Legendary three-time Oscar-winning animator Richard Williams, who died in 2019, was best known to the world for Who Framed Roger Rabbit, and to the animation industry for The Animator’s Survival Kit, his definitive instructional book that later became a DVD set and iPad app. Based on masterclasses that Williams gave in the United States and Europe, the book provides the basic principles of animation that every animator, in every genre, needs to know. Visit any animation studio and you’ll see copies on shelves next to practically every workstation.
If the book had one drawback, it was that, at almost 400 pages and three-and-a-half pounds, it wasn’t exactly the kind of thing you could toss in a backpack and carry around with you. Now that problem has been solved with a new series of short guides that present the Survival Kit’s most essential chapters in easy-to-carry, easy-to-study guides.

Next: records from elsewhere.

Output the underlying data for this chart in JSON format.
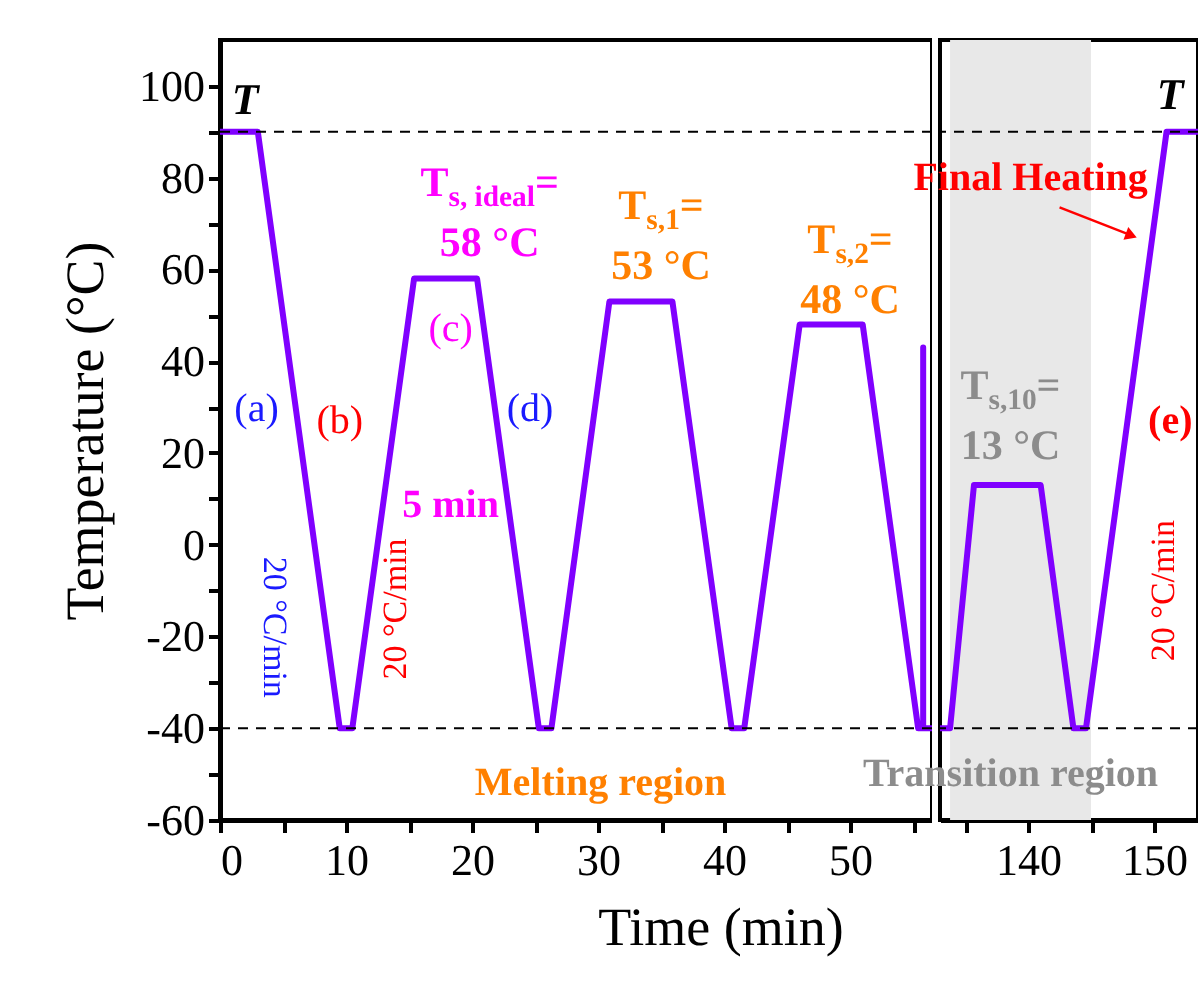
{
  "chart_data": [
    {
      "type": "line",
      "xlabel": "Time (min)",
      "ylabel": "Temperature (°C)",
      "x": [
        0,
        3,
        9.5,
        10.5,
        15.4,
        20.4,
        25.3,
        26.3,
        30.9,
        35.9,
        40.6,
        41.6,
        46,
        51,
        55.4,
        55.8,
        55.8,
        55.8,
        56.5
      ],
      "series": [
        {
          "color": "#8000ff",
          "values": [
            90,
            90,
            -40,
            -40,
            58,
            58,
            -40,
            -40,
            53,
            53,
            -40,
            -40,
            48,
            48,
            -40,
            -40,
            43,
            -40,
            -40
          ]
        }
      ],
      "xlim": [
        0,
        56.5
      ],
      "xticks": [
        0,
        {
          "value": 5,
          "label": null
        },
        10,
        {
          "value": 15,
          "label": null
        },
        20,
        {
          "value": 25,
          "label": null
        },
        30,
        {
          "value": 35,
          "label": null
        },
        40,
        {
          "value": 45,
          "label": null
        },
        50,
        {
          "value": 55,
          "label": null
        }
      ],
      "ylim": [
        -60,
        110
      ],
      "yticks": [
        -60,
        {
          "value": -50,
          "label": null
        },
        -40,
        {
          "value": -30,
          "label": null
        },
        -20,
        {
          "value": -10,
          "label": null
        },
        0,
        {
          "value": 10,
          "label": null
        },
        20,
        {
          "value": 30,
          "label": null
        },
        40,
        {
          "value": 50,
          "label": null
        },
        60,
        {
          "value": 70,
          "label": null
        },
        80,
        {
          "value": 90,
          "label": null
        },
        100
      ],
      "ref_lines": [
        {
          "axis": "y",
          "value": 90,
          "line_style": "dashed",
          "color": "#000000"
        },
        {
          "axis": "y",
          "value": -40,
          "line_style": "dashed",
          "color": "#000000"
        }
      ],
      "annotations": [
        "T",
        "T$_{s, ideal}$=\n58 °C",
        "T$_{s,1}$=\n53 °C",
        "T$_{s,2}$=\n48 °C",
        "(a)",
        "(b)",
        "(c)",
        "(d)",
        "5 min",
        "20 °C/min",
        "20 °C/min",
        "Melting region"
      ]
    },
    {
      "type": "line",
      "x": [
        133,
        133.8,
        135.7,
        141,
        143.6,
        144.6,
        151,
        153.5
      ],
      "series": [
        {
          "color": "#8000ff",
          "values": [
            -40,
            -40,
            13,
            13,
            -40,
            -40,
            90,
            90
          ]
        }
      ],
      "xlim": [
        133,
        153.5
      ],
      "xticks": [
        {
          "value": 135,
          "label": null
        },
        140,
        {
          "value": 145,
          "label": null
        },
        150
      ],
      "ylim": [
        -60,
        110
      ],
      "yticks": [
        -60,
        {
          "value": -50,
          "label": null
        },
        -40,
        {
          "value": -30,
          "label": null
        },
        -20,
        {
          "value": -10,
          "label": null
        },
        0,
        {
          "value": 10,
          "label": null
        },
        20,
        {
          "value": 30,
          "label": null
        },
        40,
        {
          "value": 50,
          "label": null
        },
        60,
        {
          "value": 70,
          "label": null
        },
        80,
        {
          "value": 90,
          "label": null
        },
        100
      ],
      "tick_labels": "x",
      "ref_lines": [
        {
          "axis": "y",
          "value": 90,
          "line_style": "dashed",
          "color": "#000000"
        },
        {
          "axis": "y",
          "value": -40,
          "line_style": "dashed",
          "color": "#000000"
        }
      ],
      "bands": [
        {
          "axis": "x",
          "from": 133.8,
          "to": 145,
          "color": "#e8e8e8"
        }
      ],
      "annotations": [
        "T",
        "Final Heating",
        "T$_{s,10}$=\n13 °C",
        "(e)",
        "20 °C/min",
        "Transition region"
      ]
    }
  ]
}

“There was a book project Dick and I were working on just before he died that has now come to fruition,” says his widow and longtime collaborator Imagen “Mo” Sutton. “We took key chapters from the book and made them into four ‘minis’ – handy-dandy, easy-to-throw-in-a-bag-or-backpack-sized books.”

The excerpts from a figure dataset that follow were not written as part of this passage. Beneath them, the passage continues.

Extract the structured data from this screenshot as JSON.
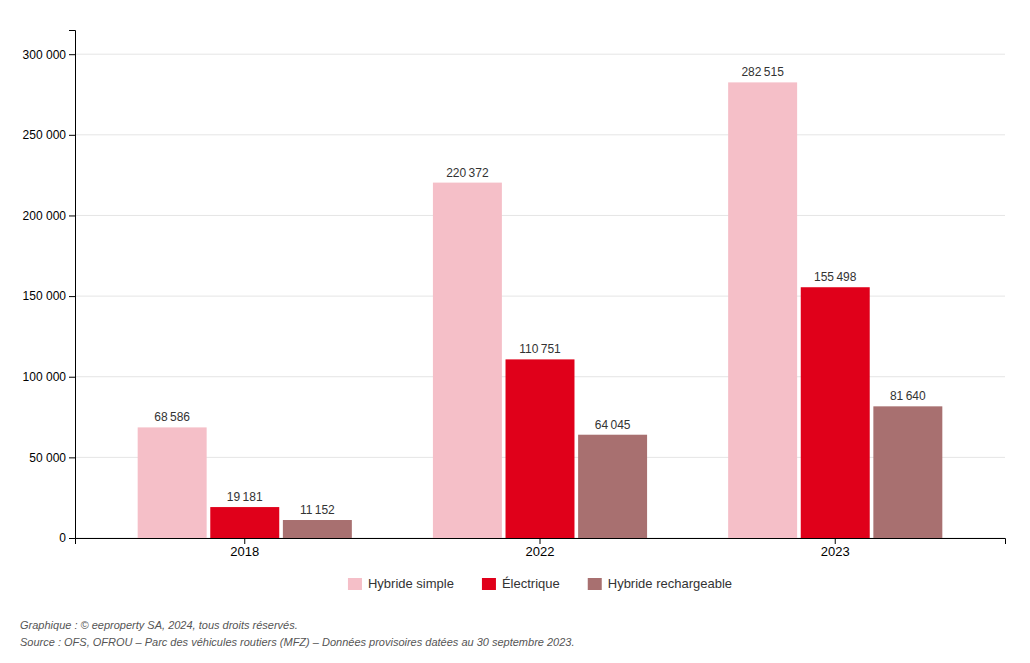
{
  "chart_data": {
    "type": "bar",
    "categories": [
      "2018",
      "2022",
      "2023"
    ],
    "series": [
      {
        "name": "Hybride simple",
        "color": "#f5bfc8",
        "values": [
          68586,
          220372,
          282515
        ],
        "value_labels": [
          "68 586",
          "220 372",
          "282 515"
        ]
      },
      {
        "name": "Électrique",
        "color": "#e0001a",
        "values": [
          19181,
          110751,
          155498
        ],
        "value_labels": [
          "19 181",
          "110 751",
          "155 498"
        ]
      },
      {
        "name": "Hybride rechargeable",
        "color": "#a87070",
        "values": [
          11152,
          64045,
          81640
        ],
        "value_labels": [
          "11 152",
          "64 045",
          "81 640"
        ]
      }
    ],
    "ylim": [
      0,
      315000
    ],
    "yticks": [
      0,
      {
        "value": 50000,
        "label": "50 000"
      },
      {
        "value": 100000,
        "label": "100 000"
      },
      {
        "value": 150000,
        "label": "150 000"
      },
      {
        "value": 200000,
        "label": "200 000"
      },
      {
        "value": 250000,
        "label": "250 000"
      },
      {
        "value": 300000,
        "label": "300 000"
      }
    ],
    "grid": true,
    "legend": "bottom",
    "data_labels": true,
    "annotations": [
      "Graphique : © eeproperty SA, 2024, tous droits réservés.",
      "Source : OFS, OFROU – Parc des véhicules routiers (MFZ) – Données provisoires datées au 30 septembre 2023."
    ]
  }
}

Published by Faber to commemorate the 20th anniversary of the original book, the minis are now available in the UK and will be published internationally later in the year. “Dick was able to hand-write the introductions to each one of them before he became too ill,” Sutton adds. “So it’s a rather lovely commemoration event.”
The four volumes (with links) are:
Walks are full of personality. Walks reveal the character, they tell the story of the person. In this mini, Williams provides the building blocks of how to construct walks, using stick figures to make it easy to learn, copy and understand.

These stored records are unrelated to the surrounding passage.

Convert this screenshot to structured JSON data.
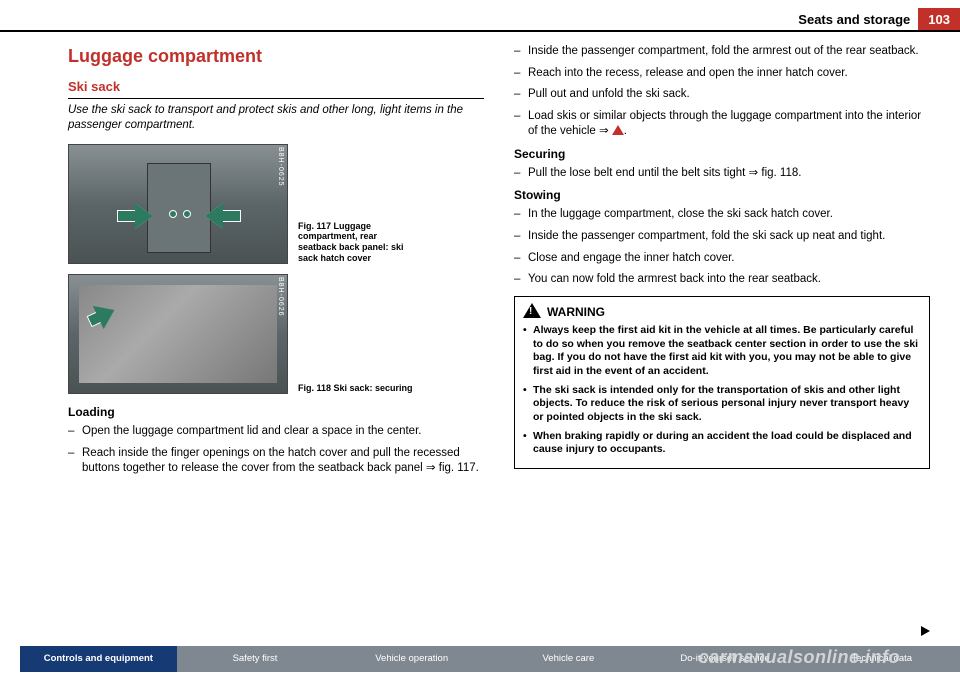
{
  "header": {
    "title": "Seats and storage",
    "page_number": "103"
  },
  "left": {
    "section_title": "Luggage compartment",
    "sub_title": "Ski sack",
    "intro": "Use the ski sack to transport and protect skis and other long, light items in the passenger compartment.",
    "fig1_code": "B8H-0625",
    "fig1_caption_bold": "Fig. 117  Luggage compartment, rear seatback back panel: ski sack hatch cover",
    "fig2_code": "B8H-0626",
    "fig2_caption_bold": "Fig. 118  Ski sack: securing",
    "loading_heading": "Loading",
    "loading_items": [
      "Open the luggage compartment lid and clear a space in the center.",
      "Reach inside the finger openings on the hatch cover and pull the recessed buttons together to release the cover from the seatback back panel ⇒ fig. 117."
    ]
  },
  "right": {
    "top_items": [
      "Inside the passenger compartment, fold the armrest out of the rear seatback.",
      "Reach into the recess, release and open the inner hatch cover.",
      "Pull out and unfold the ski sack.",
      "Load skis or similar objects through the luggage compartment into the interior of the vehicle ⇒ "
    ],
    "securing_heading": "Securing",
    "securing_item": "Pull the lose belt end until the belt sits tight ⇒ fig. 118.",
    "stowing_heading": "Stowing",
    "stowing_items": [
      "In the luggage compartment, close the ski sack hatch cover.",
      "Inside the passenger compartment, fold the ski sack up neat and tight.",
      "Close and engage the inner hatch cover.",
      "You can now fold the armrest back into the rear seatback."
    ],
    "warning_title": "WARNING",
    "warning_items": [
      "Always keep the first aid kit in the vehicle at all times. Be particularly careful to do so when you remove the seatback center section in order to use the ski bag. If you do not have the first aid kit with you, you may not be able to give first aid in the event of an accident.",
      "The ski sack is intended only for the transportation of skis and other light objects. To reduce the risk of serious personal injury never transport heavy or pointed objects in the ski sack.",
      "When braking rapidly or during an accident the load could be displaced and cause injury to occupants."
    ]
  },
  "footer": {
    "tabs": [
      "Controls and equipment",
      "Safety first",
      "Vehicle operation",
      "Vehicle care",
      "Do-it-yourself service",
      "Technical data"
    ]
  },
  "watermark": "carmanualsonline.info"
}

As a director, whatever your idea is, you want to put it over, so the main thing is to be very clear. The director’s job is to hold everything together so that the animator can give the performance. Williams shows how this can be achieved with flexibility and contrast. With regard to acting and dialogue, Williams’ basic advice is simple: do one thing at a time.
How do we get snap and vitality into our performance while also keeping the figure stable and solid? The answer: successive breaking of joints to give flexibility. In this mini, Williams stresses the importance of knowing where the weight is in every drawing – to be conscious of where it’s coming from, what it’s traveling over, and where it’s going.
As with walks, the way we run shows our character and personality. Williams demonstrates how everything you can do with walks, you can also do with runs.
This mini includes a collection of Williams’ runs, jumps and skips, inspired by some of the cleverest artists from the Golden Age of animation.